During the conference that followed the Novell-MS agreement there was a lot of talk about interoperability, working together, mutual-admiration banter and back-slapping, with Steve Ballmer conceding that Linux has in fact become a very important part of the technology landscape and has been embraced by Microsoft Windows customers worldwide…
Kevin Harmony, president of Linspire, has had since then a prophetical and skeptical view of Microsoft’s actions, considering them as too cunning (and he was right, eventually). At that time, he said that: “given their history, I'm understandably very skeptical that Microsoft sincerely wants to do much here. They'll do a few inconsequential things, again, to give the impression they're trying to interoperate, but they'll continue to protect the turf that matters most to them; their staggeringly profitable Microsoft Windows operating system and Microsoft Office dominions.”

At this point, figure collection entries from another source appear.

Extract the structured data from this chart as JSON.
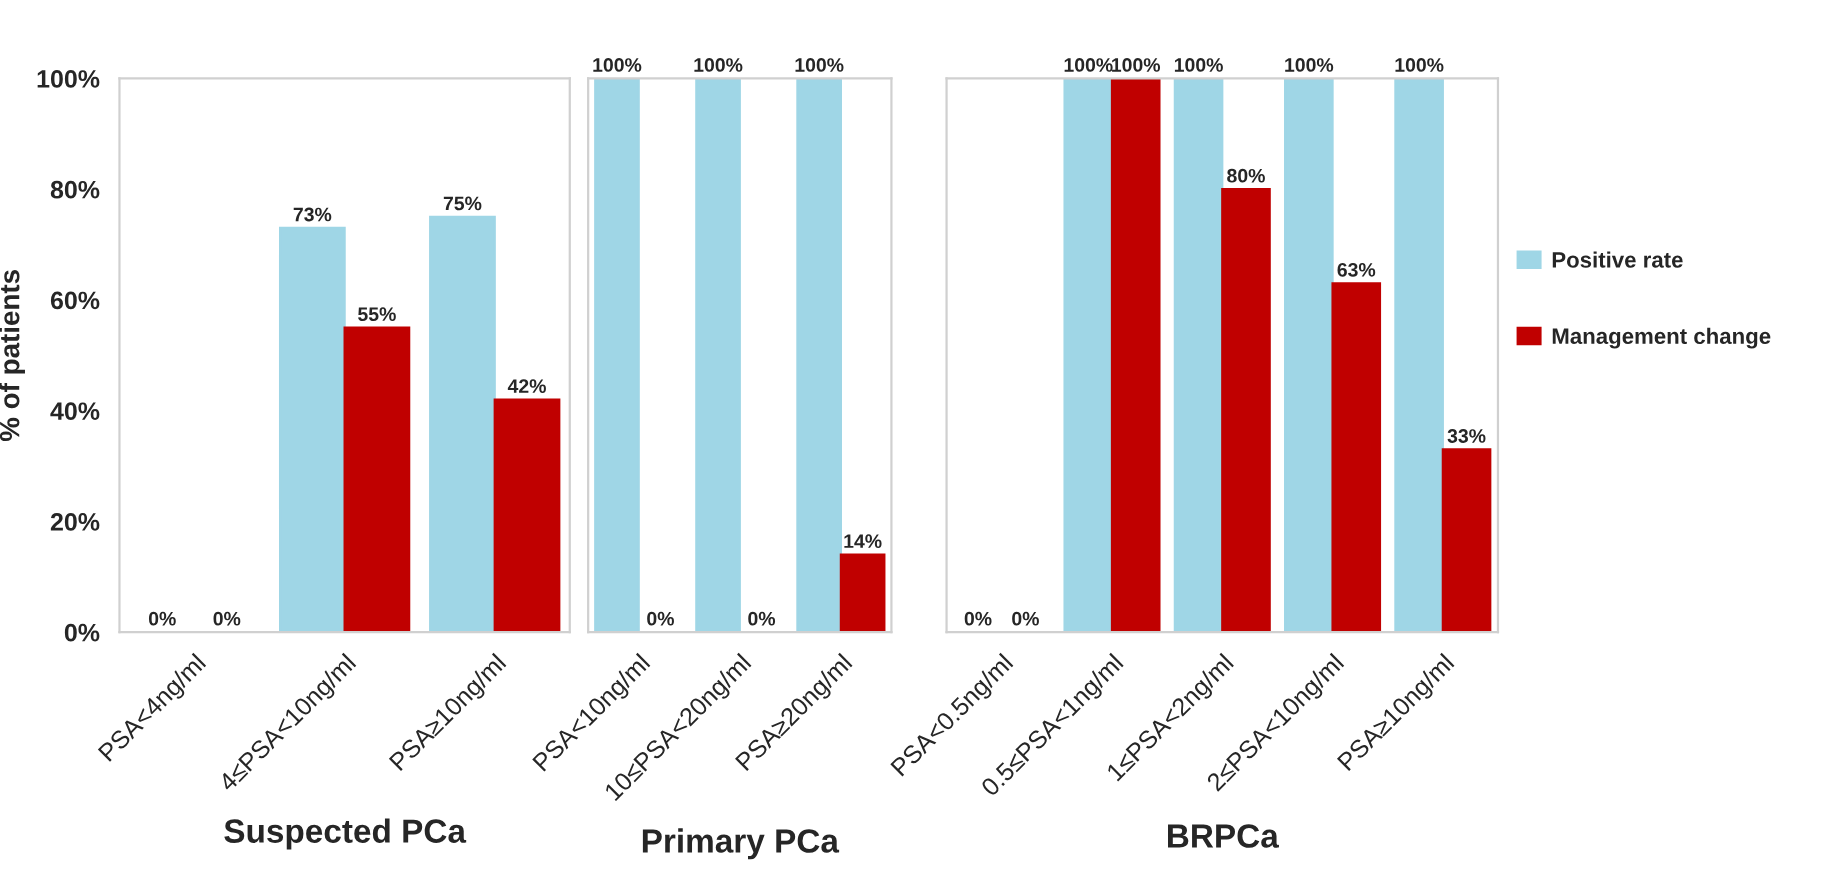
{
  "chart_data": [
    {
      "type": "bar",
      "xlabel": "Suspected PCa",
      "ylabel": "% of patients",
      "categories": [
        "PSA<4ng/ml",
        "4≤PSA<10ng/ml",
        "PSA≥10ng/ml"
      ],
      "series": [
        {
          "color": "#9fd6e6",
          "values": [
            0,
            73,
            75
          ],
          "value_labels": [
            "0%",
            "73%",
            "75%"
          ]
        },
        {
          "color": "#c00000",
          "values": [
            0,
            55,
            42
          ],
          "value_labels": [
            "0%",
            "55%",
            "42%"
          ]
        }
      ],
      "ylim": [
        0,
        100
      ],
      "yticks": [
        {
          "value": 0,
          "label": "0%"
        },
        {
          "value": 20,
          "label": "20%"
        },
        {
          "value": 40,
          "label": "40%"
        },
        {
          "value": 60,
          "label": "60%"
        },
        {
          "value": 80,
          "label": "80%"
        },
        {
          "value": 100,
          "label": "100%"
        }
      ],
      "legend": false
    },
    {
      "type": "bar",
      "xlabel": "Primary PCa",
      "categories": [
        "PSA<10ng/ml",
        "10≤PSA<20ng/ml",
        "PSA≥20ng/ml"
      ],
      "series": [
        {
          "color": "#9fd6e6",
          "values": [
            100,
            100,
            100
          ],
          "value_labels": [
            "100%",
            "100%",
            "100%"
          ]
        },
        {
          "color": "#c00000",
          "values": [
            0,
            0,
            14
          ],
          "value_labels": [
            "0%",
            "0%",
            "14%"
          ]
        }
      ],
      "ylim": [
        0,
        100
      ],
      "tick_labels": "x",
      "legend": false
    },
    {
      "type": "bar",
      "xlabel": "BRPCa",
      "categories": [
        "PSA<0.5ng/ml",
        "0.5≤PSA<1ng/ml",
        "1≤PSA<2ng/ml",
        "2≤PSA<10ng/ml",
        "PSA≥10ng/ml"
      ],
      "series": [
        {
          "name": "Positive rate",
          "color": "#9fd6e6",
          "values": [
            0,
            100,
            100,
            100,
            100
          ],
          "value_labels": [
            "0%",
            "100%",
            "100%",
            "100%",
            "100%"
          ]
        },
        {
          "name": "Management change",
          "color": "#c00000",
          "values": [
            0,
            100,
            80,
            63,
            33
          ],
          "value_labels": [
            "0%",
            "100%",
            "80%",
            "63%",
            "33%"
          ]
        }
      ],
      "ylim": [
        0,
        100
      ],
      "tick_labels": "x",
      "legend": "right"
    }
  ]
}
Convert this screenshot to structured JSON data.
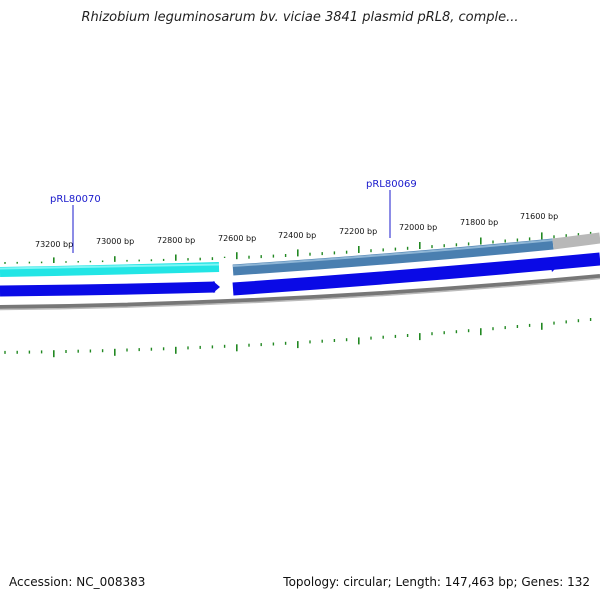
{
  "title": "Rhizobium leguminosarum bv. viciae 3841 plasmid pRL8, comple...",
  "footer": {
    "accession": "Accession: NC_008383",
    "summary": "Topology: circular; Length: 147,463 bp; Genes: 132"
  },
  "colors": {
    "gene_label": "#1a1acc",
    "tick": "#228822",
    "cds_cyan": "#22e5e5",
    "cds_steel": "#4a7fb0",
    "cds_gray": "#b8b8b8",
    "strand_blue": "#0a0ae6",
    "backbone": "#777777"
  },
  "genes": [
    {
      "label": "pRL80070"
    },
    {
      "label": "pRL80069"
    }
  ],
  "position_ticks": [
    "73200 bp",
    "73000 bp",
    "72800 bp",
    "72600 bp",
    "72400 bp",
    "72200 bp",
    "72000 bp",
    "71800 bp",
    "71600 bp"
  ]
}
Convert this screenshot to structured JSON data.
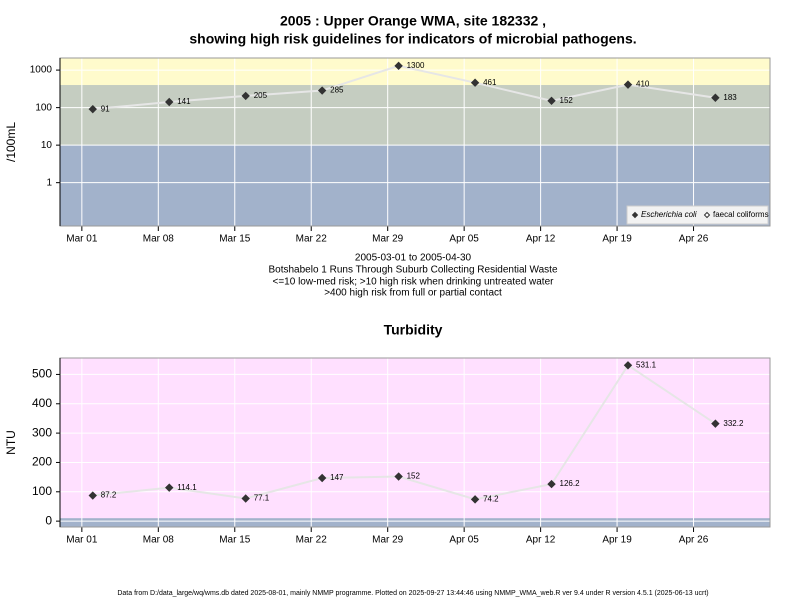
{
  "title_lines": [
    "2005 : Upper Orange WMA, site 182332 ,",
    "showing high risk guidelines for indicators of microbial pathogens."
  ],
  "footer": "Data from D:/data_large/wq/wms.db dated 2025-08-01, mainly NMMP programme. Plotted on 2025-09-27 13:44:46 using NMMP_WMA_web.R ver 9.4 under R version 4.5.1 (2025-06-13 ucrt)",
  "chart_data": [
    {
      "type": "line",
      "ylabel": "/100mL",
      "log_y": true,
      "grid": true,
      "background": "#fffbcc",
      "bands": [
        {
          "from": 0.07,
          "to": 10,
          "color": "#a2b2cb"
        },
        {
          "from": 10,
          "to": 400,
          "color": "#c5cdc1"
        }
      ],
      "notes": [
        "2005-03-01 to 2005-04-30",
        "Botshabelo 1 Runs Through Suburb Collecting Residential Waste",
        "<=10 low-med risk; >10 high risk when drinking untreated water",
        ">400 high risk from full or partial contact"
      ],
      "legend": "bottom-right",
      "x": [
        "2005-03-02",
        "2005-03-09",
        "2005-03-16",
        "2005-03-23",
        "2005-03-30",
        "2005-04-06",
        "2005-04-13",
        "2005-04-20",
        "2005-04-28"
      ],
      "xlim": [
        "2005-02-27",
        "2005-05-03"
      ],
      "xticks": [
        {
          "value": "2005-03-01",
          "label": "Mar 01"
        },
        {
          "value": "2005-03-08",
          "label": "Mar 08"
        },
        {
          "value": "2005-03-15",
          "label": "Mar 15"
        },
        {
          "value": "2005-03-22",
          "label": "Mar 22"
        },
        {
          "value": "2005-03-29",
          "label": "Mar 29"
        },
        {
          "value": "2005-04-05",
          "label": "Apr 05"
        },
        {
          "value": "2005-04-12",
          "label": "Apr 12"
        },
        {
          "value": "2005-04-19",
          "label": "Apr 19"
        },
        {
          "value": "2005-04-26",
          "label": "Apr 26"
        }
      ],
      "ylim": [
        0.07,
        2100
      ],
      "yticks": [
        1,
        10,
        100,
        1000
      ],
      "series": [
        {
          "name": "Escherichia coli",
          "color": "#333333",
          "marker": "filled",
          "values": [
            91,
            141,
            205,
            285,
            1300,
            461,
            152,
            410,
            183
          ]
        },
        {
          "name": "faecal coliforms",
          "color": "#333333",
          "marker": "open",
          "values": [
            null,
            null,
            null,
            null,
            null,
            null,
            null,
            null,
            null
          ]
        }
      ]
    },
    {
      "type": "line",
      "title": "Turbidity",
      "ylabel": "NTU",
      "log_y": false,
      "grid": true,
      "background": "#ffe0ff",
      "bands": [
        {
          "from": -20,
          "to": 10,
          "color": "#a2b2cb"
        }
      ],
      "x": [
        "2005-03-02",
        "2005-03-09",
        "2005-03-16",
        "2005-03-23",
        "2005-03-30",
        "2005-04-06",
        "2005-04-13",
        "2005-04-20",
        "2005-04-28"
      ],
      "xlim": [
        "2005-02-27",
        "2005-05-03"
      ],
      "xticks": [
        {
          "value": "2005-03-01",
          "label": "Mar 01"
        },
        {
          "value": "2005-03-08",
          "label": "Mar 08"
        },
        {
          "value": "2005-03-15",
          "label": "Mar 15"
        },
        {
          "value": "2005-03-22",
          "label": "Mar 22"
        },
        {
          "value": "2005-03-29",
          "label": "Mar 29"
        },
        {
          "value": "2005-04-05",
          "label": "Apr 05"
        },
        {
          "value": "2005-04-12",
          "label": "Apr 12"
        },
        {
          "value": "2005-04-19",
          "label": "Apr 19"
        },
        {
          "value": "2005-04-26",
          "label": "Apr 26"
        }
      ],
      "ylim": [
        -20,
        556
      ],
      "yticks": [
        0,
        100,
        200,
        300,
        400,
        500
      ],
      "series": [
        {
          "name": "Turbidity",
          "color": "#333333",
          "marker": "filled",
          "values": [
            87.2,
            114.1,
            77.1,
            147,
            152,
            74.2,
            126.2,
            531.1,
            332.2
          ]
        }
      ]
    }
  ]
}
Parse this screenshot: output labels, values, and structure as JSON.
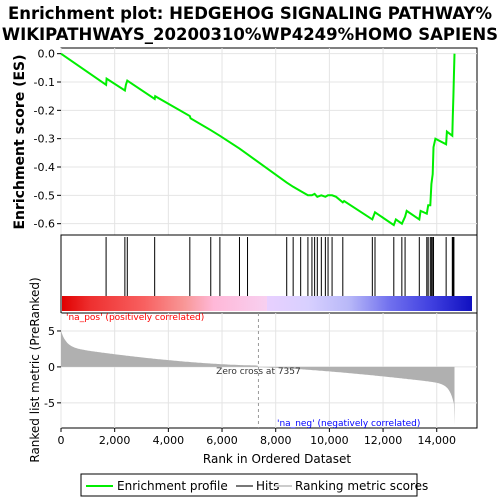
{
  "chart_data": {
    "type": "line",
    "title_line1": "Enrichment plot: HEDGEHOG SIGNALING PATHWAY%",
    "title_line2": "WIKIPATHWAYS_20200310%WP4249%HOMO SAPIENS",
    "es_panel": {
      "ylabel": "Enrichment score (ES)",
      "yticks": [
        "0.0",
        "-0.1",
        "-0.2",
        "-0.3",
        "-0.4",
        "-0.5",
        "-0.6"
      ],
      "ylim": [
        -0.64,
        0.02
      ],
      "xlim": [
        0,
        15500
      ],
      "grid": true,
      "line_color": "#00ee00",
      "points": [
        [
          0,
          0.0
        ],
        [
          1680,
          -0.11
        ],
        [
          1700,
          -0.088
        ],
        [
          2380,
          -0.13
        ],
        [
          2420,
          -0.11
        ],
        [
          2470,
          -0.095
        ],
        [
          3490,
          -0.16
        ],
        [
          3510,
          -0.15
        ],
        [
          4800,
          -0.22
        ],
        [
          4830,
          -0.228
        ],
        [
          5580,
          -0.27
        ],
        [
          5920,
          -0.29
        ],
        [
          6650,
          -0.335
        ],
        [
          6950,
          -0.355
        ],
        [
          8410,
          -0.455
        ],
        [
          8650,
          -0.47
        ],
        [
          8930,
          -0.485
        ],
        [
          9200,
          -0.5
        ],
        [
          9350,
          -0.5
        ],
        [
          9450,
          -0.495
        ],
        [
          9550,
          -0.505
        ],
        [
          9700,
          -0.5
        ],
        [
          9850,
          -0.505
        ],
        [
          9950,
          -0.5
        ],
        [
          10100,
          -0.5
        ],
        [
          10250,
          -0.505
        ],
        [
          10500,
          -0.525
        ],
        [
          10550,
          -0.52
        ],
        [
          11600,
          -0.585
        ],
        [
          11700,
          -0.56
        ],
        [
          12400,
          -0.605
        ],
        [
          12480,
          -0.585
        ],
        [
          12700,
          -0.6
        ],
        [
          12820,
          -0.575
        ],
        [
          12880,
          -0.555
        ],
        [
          13350,
          -0.585
        ],
        [
          13400,
          -0.555
        ],
        [
          13630,
          -0.565
        ],
        [
          13680,
          -0.535
        ],
        [
          13760,
          -0.535
        ],
        [
          13800,
          -0.46
        ],
        [
          13850,
          -0.425
        ],
        [
          13880,
          -0.33
        ],
        [
          13950,
          -0.3
        ],
        [
          14350,
          -0.32
        ],
        [
          14380,
          -0.275
        ],
        [
          14580,
          -0.29
        ],
        [
          14600,
          -0.22
        ],
        [
          14620,
          -0.15
        ],
        [
          14640,
          -0.08
        ],
        [
          14660,
          0.0
        ]
      ]
    },
    "hits_panel": {
      "hit_positions": [
        1680,
        2380,
        2470,
        3490,
        4800,
        5580,
        5920,
        6650,
        6950,
        8410,
        8650,
        8930,
        9200,
        9350,
        9450,
        9550,
        9700,
        9850,
        9950,
        10100,
        10500,
        11600,
        11700,
        12400,
        12700,
        12820,
        13350,
        13630,
        13680,
        13760,
        13800,
        13850,
        13880,
        14350,
        14580,
        14600,
        14620,
        14640
      ]
    },
    "rank_panel": {
      "ylabel": "Ranked list metric (PreRanked)",
      "xlabel": "Rank in Ordered Dataset",
      "yticks": [
        "5",
        "0",
        "-5"
      ],
      "xticks": [
        "0",
        "2,000",
        "4,000",
        "6,000",
        "8,000",
        "10,000",
        "12,000",
        "14,000"
      ],
      "ylim": [
        -8.5,
        7.5
      ],
      "n_genes": 14660,
      "zero_cross": 7357,
      "zero_cross_label": "Zero cross at 7357",
      "pos_label": "'na_pos' (positively correlated)",
      "neg_label": "'na_neg' (negatively correlated)",
      "pos_color": "#ff0000",
      "neg_color": "#0000ff",
      "fill_color": "#b0b0b0"
    },
    "legend": [
      "Enrichment profile",
      "Hits",
      "Ranking metric scores"
    ]
  }
}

What are now the options of the open source community, faced with the Redmond-patents threat?
Well, first of all, the open sourcers should simply ignore what Microsoft is doing and go on with their lives. No one says it will be easy (after all, we’re talking about a behemoth with an army of lawyers), but giving the matter more importance than it deserves is simply a waste of time. However, this would most certainly affect publicly-traded companies that sell and operate Linux distributions, which are not yet ready (financially speaking) to deal with a Kafkian-like legal battle spread over years.
These companies have an obligation to their shareholders to operate within the law, and if Linux is to be embraced by mainstream enterprises, it needs to come with clean IP.